Because the difficulty in making a preoperative diagnosis, almost all LCNEC patients are diagnosed with LCNEC after surgical resection. Filosso recommended preoperative octreotide (OCT) scintigraphy in patients with LCNEC [1]. Theoretically, OCT scanning could be helpful in patients with a preoperative diagnosis of LCNEC, possibly with a higher accuracy than chest computed tomography scan. The major problem however remains that it cannot be done preoperatively, because almost never the diagnosis LCNEC is made before surgical resection. Preoperative staging procedures using OCT are not routine procedures in lung tumors without preoperative diagnosis.
In bronchial carcinoids, another tumor type in the family of neuroendocrine tumors, OCT scintigraphy can be useful. In sharp contrast with LCNEC, in carcinoids almost always a preoperative diagnosis is known [2]. Bronchial carcinoids represent the relatively less aggressive malignant category in the neuroendocrine spectrum. Musi et al. [1] studied OCT in carcinoids, and found the primary tumors in all cases, as well as all recurrent and metastatic disease. Interpretation of a positive octreoscan has to be done with caution, because of the low specificity. Other tumors, but also granulomas and autoimmune diseases can result in a positive octreoscan. Positive OCT scintigraphy in non-neuroendocrine tumors, is probably due to activated lymphocytes surrounding the tumor [3]. On the other hand, we may not rely completely on a negative octreoscan.
Unfortunately LCNEC has a high rate of distant metastases.
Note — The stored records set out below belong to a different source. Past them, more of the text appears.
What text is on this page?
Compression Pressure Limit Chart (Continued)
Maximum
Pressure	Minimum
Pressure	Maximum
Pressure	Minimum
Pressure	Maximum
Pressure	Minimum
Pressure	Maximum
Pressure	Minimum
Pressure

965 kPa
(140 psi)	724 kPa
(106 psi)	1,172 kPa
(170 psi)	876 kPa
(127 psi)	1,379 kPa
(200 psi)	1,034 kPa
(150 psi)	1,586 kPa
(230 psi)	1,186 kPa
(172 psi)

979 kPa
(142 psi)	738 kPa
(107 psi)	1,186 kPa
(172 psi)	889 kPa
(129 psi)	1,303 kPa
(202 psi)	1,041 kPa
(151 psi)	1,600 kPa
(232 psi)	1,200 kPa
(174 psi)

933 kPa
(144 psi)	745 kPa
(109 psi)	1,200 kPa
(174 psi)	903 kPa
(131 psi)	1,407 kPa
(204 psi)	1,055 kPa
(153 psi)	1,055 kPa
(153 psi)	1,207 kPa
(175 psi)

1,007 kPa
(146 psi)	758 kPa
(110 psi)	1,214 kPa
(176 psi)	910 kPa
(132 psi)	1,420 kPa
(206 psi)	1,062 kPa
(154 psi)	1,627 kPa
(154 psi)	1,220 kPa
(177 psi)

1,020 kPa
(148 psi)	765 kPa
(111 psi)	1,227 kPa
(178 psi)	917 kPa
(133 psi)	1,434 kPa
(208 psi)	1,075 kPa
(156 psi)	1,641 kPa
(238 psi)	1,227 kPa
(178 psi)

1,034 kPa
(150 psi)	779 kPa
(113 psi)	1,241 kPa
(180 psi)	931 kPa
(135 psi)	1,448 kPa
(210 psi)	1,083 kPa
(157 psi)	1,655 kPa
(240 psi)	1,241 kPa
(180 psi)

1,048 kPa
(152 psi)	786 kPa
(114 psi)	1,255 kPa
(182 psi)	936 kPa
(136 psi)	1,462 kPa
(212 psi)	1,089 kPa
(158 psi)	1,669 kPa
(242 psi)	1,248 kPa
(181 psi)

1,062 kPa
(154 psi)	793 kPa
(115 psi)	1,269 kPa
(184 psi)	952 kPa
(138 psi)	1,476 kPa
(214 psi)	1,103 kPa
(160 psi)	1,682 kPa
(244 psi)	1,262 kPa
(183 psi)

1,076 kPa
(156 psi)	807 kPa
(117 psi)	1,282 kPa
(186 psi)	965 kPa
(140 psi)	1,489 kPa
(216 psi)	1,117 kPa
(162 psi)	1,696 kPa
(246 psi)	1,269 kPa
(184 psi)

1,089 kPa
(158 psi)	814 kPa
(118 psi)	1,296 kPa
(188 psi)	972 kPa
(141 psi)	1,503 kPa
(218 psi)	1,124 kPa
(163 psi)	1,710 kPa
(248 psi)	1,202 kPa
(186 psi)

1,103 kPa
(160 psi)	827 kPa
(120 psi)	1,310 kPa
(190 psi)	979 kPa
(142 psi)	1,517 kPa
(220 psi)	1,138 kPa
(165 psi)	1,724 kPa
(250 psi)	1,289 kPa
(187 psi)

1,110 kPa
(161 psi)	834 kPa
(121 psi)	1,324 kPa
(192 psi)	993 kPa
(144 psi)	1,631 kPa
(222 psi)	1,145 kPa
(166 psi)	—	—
This is also what Filosso points out with the LCNEC-dilema; a correct preoperative staging is very important, but preoperative diagnosis even more.
Despite intensive combined-modality treatment, including surgical resection, adjuvant radio- and/or chemotherapy, survival remains poor. Filosso et al. have suggested the use of a biological therapy with OCT as adjuvant treatment. This treatment is based on the overexpression of somatostatin receptors in neuroendocrine tumors. In atypical carcinoids Filosse et al. [4] have shown OCT to be effective in controlling metastases, without important side-effects. Although in LCNEC still in the experimental phase, this treatment has a very promising potential in the treatment of LCNEC. The results of clinical trials are awaited.